The number one mistake vendors make when selling by auction is not trusting the agent to do their job.
I recently heard about something that happened at auction that made me very mad indeed.
You see, I learned that a vendor had asked a couple of their friends to bid at an auction interstate.
Clearly, the vendor wasn’t that bright, because the agent said it was relatively simple to work out what was going on early in the auction.
As soon as they realised, the property was passed in and the vendors were left to deal with the calamity they had created for themselves.
You see, not only is it illegal, but it was also stupid because the agent told me that the auction had a large number of registered bidders who were ready to buy on the day.
Part of my anger was the illegal nature of what the vendors had attempted, but part of it was the fact that they also obviously didn’t respect the professionals who had worked so hard to sell their property.
Trust issues
That is why I believe the number one mistake vendors make when selling by auction is not trusting the agent to do their job.
While the example above is an extreme one, it does highlight that these vendors didn’t think that their property would sell – even though the number of bidders there showed the agent had done an excellent job during the campaign.

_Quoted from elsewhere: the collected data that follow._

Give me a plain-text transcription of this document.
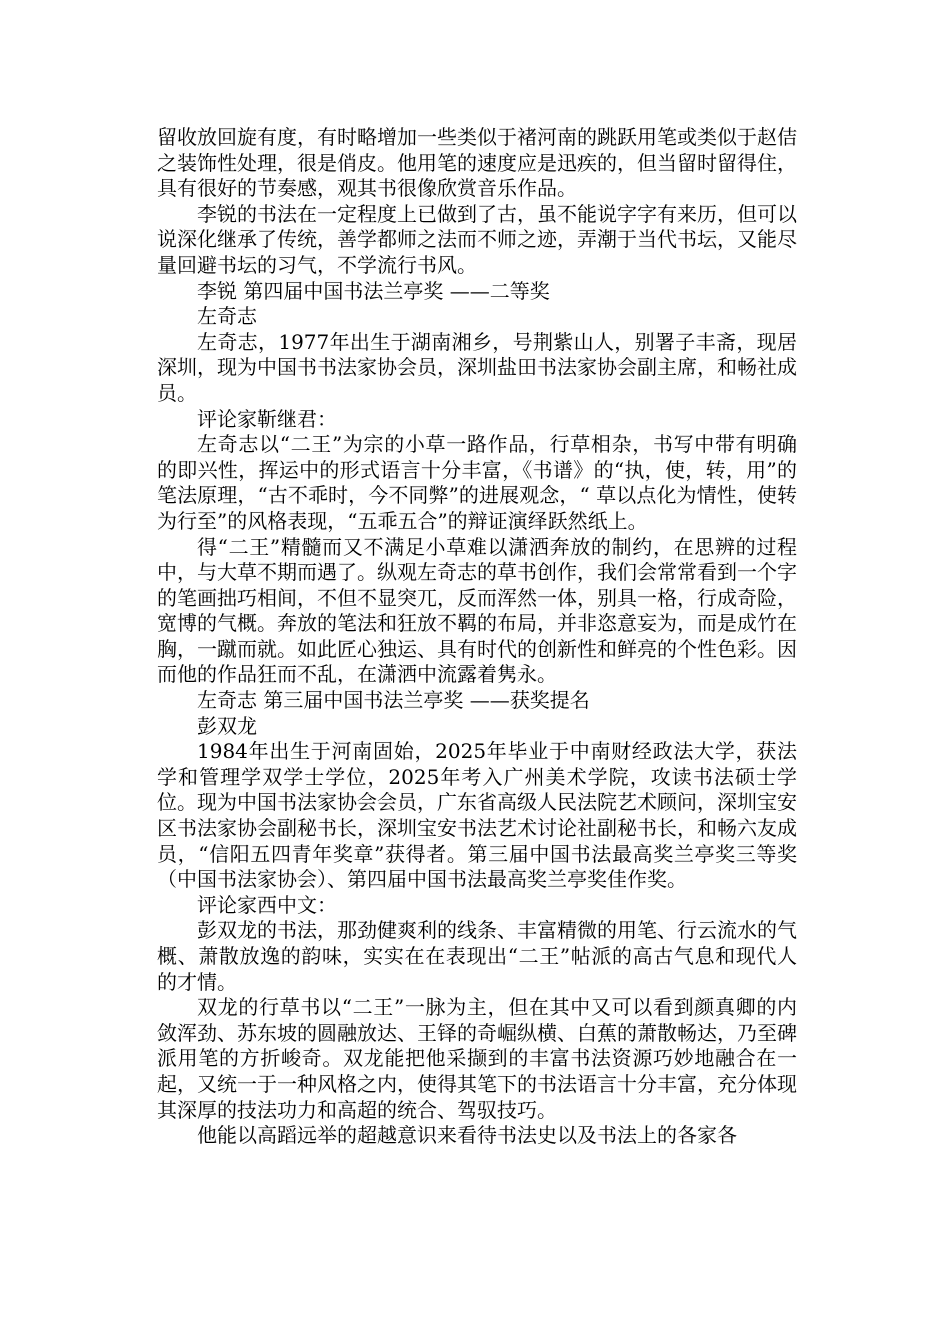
留收放回旋有度，有时略增加一些类似于褚河南的跳跃用笔或类似于赵佶之装饰性处理，很是俏皮。他用笔的速度应是迅疾的，但当留时留得住，具有很好的节奏感，观其书很像欣赏音乐作品。

李锐的书法在一定程度上已做到了古，虽不能说字字有来历，但可以说深化继承了传统，善学都师之法而不师之迹，弄潮于当代书坛，又能尽量回避书坛的习气，不学流行书风。

李锐 第四届中国书法兰亭奖 ——二等奖

左奇志

左奇志，1977年出生于湖南湘乡，号荆紫山人，别署子丰斋，现居深圳，现为中国书书法家协会员，深圳盐田书法家协会副主席，和畅社成员。

评论家靳继君：

左奇志以“二王”为宗的小草一路作品，行草相杂，书写中带有明确的即兴性，挥运中的形式语言十分丰富，《书谱》的“执，使，转，用”的笔法原理，“古不乖时，今不同弊”的进展观念，“ 草以点化为情性，使转为行至”的风格表现，“五乖五合”的辩证演绎跃然纸上。

得“二王”精髓而又不满足小草难以潇洒奔放的制约，在思辨的过程中，与大草不期而遇了。纵观左奇志的草书创作，我们会常常看到一个字的笔画拙巧相间，不但不显突兀，反而浑然一体，别具一格，行成奇险，宽博的气概。奔放的笔法和狂放不羁的布局，并非恣意妄为，而是成竹在胸，一蹴而就。如此匠心独运、具有时代的创新性和鲜亮的个性色彩。因而他的作品狂而不乱，在潇洒中流露着隽永。

左奇志 第三届中国书法兰亭奖 ——获奖提名

彭双龙

1984年出生于河南固始，2025年毕业于中南财经政法大学，获法学和管理学双学士学位，2025年考入广州美术学院，攻读书法硕士学位。现为中国书法家协会会员，广东省高级人民法院艺术顾问，深圳宝安区书法家协会副秘书长，深圳宝安书法艺术讨论社副秘书长，和畅六友成员，“信阳五四青年奖章”获得者。第三届中国书法最高奖兰亭奖三等奖（中国书法家协会）、第四届中国书法最高奖兰亭奖佳作奖。

评论家西中文：

彭双龙的书法，那劲健爽利的线条、丰富精微的用笔、行云流水的气概、萧散放逸的韵味，实实在在表现出“二王”帖派的高古气息和现代人的才情。

双龙的行草书以“二王”一脉为主，但在其中又可以看到颜真卿的内敛浑劲、苏东坡的圆融放达、王铎的奇崛纵横、白蕉的萧散畅达，乃至碑派用笔的方折峻奇。双龙能把他采撷到的丰富书法资源巧妙地融合在一起，又统一于一种风格之内，使得其笔下的书法语言十分丰富，充分体现其深厚的技法功力和高超的统合、驾驭技巧。

他能以高蹈远举的超越意识来看待书法史以及书法上的各家各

The more common way that vendors don’t trust agents is when it comes time to set the reserve price on auction day.
Their agent would have given them feedback from buyers throughout the campaign, including the most likely selling price.
However, even though vendors have paid for marketing and have had to open their properties for a number of inspections, they still choose to set an unrealistic reserve.
Now, I’m not saying that vendors shouldn’t set an optimistic reserve price.
Everyone is entitled to set whatever price they want, but there is no point setting one that has no bearing to market reality.
Let’s say the feedback from buyers was $800,000 to $900,000 for a property.
However, the vendor opts to set the reserve at $1.1 million, because they have a “gut feeling” or perhaps that is the price they “need” so they can buy their next home.
The thing is, regardless of their own needs or wants, that price is unlikely to be achieved because not one buyer is anywhere near that figure.
What is really annoying about this when it happens is that agents have often run successful campaigns, which have included 20 or 30 inspections and multiple offers, as well as given diligent feedback on price.
Yet, the seller chooses to completely disregard all of this, so effectively they’re saying to the agent that their work for the past four weeks was for nothing.
As well as being offensive, it is illogical because a property that is priced correctly will usually result in the reserve being passed under auction conditions.
That, in turn, will mean that buyers know they’re playing for keeps, which drums up emotion and competition and ultimately drives the price higher.
Today’s price
I’ve always thought that real estate is funny because when you sell shares, for example, with a stockbroker on a specific day they may say that you will get $1.50 per share.
It might be less than what you paid, but if you want to sell that day that is the price that you will receive.
However, when it is property, the agent will tell the vendor that it is likely to sell for a certain price on auction day.
However, the vendor simply doesn’t believe them, and opts to set an unrealistic reserve price that they never had any hope of achieving.
At the end of the auction day, the market price is the one that a buyer is prepared to pay at that moment in time, which vendors either choose to accept or they don’t.
The smartest vendors opt to work collaboratively with the professionals they have hired to help them achieve their goals – not vainly believe that they know better.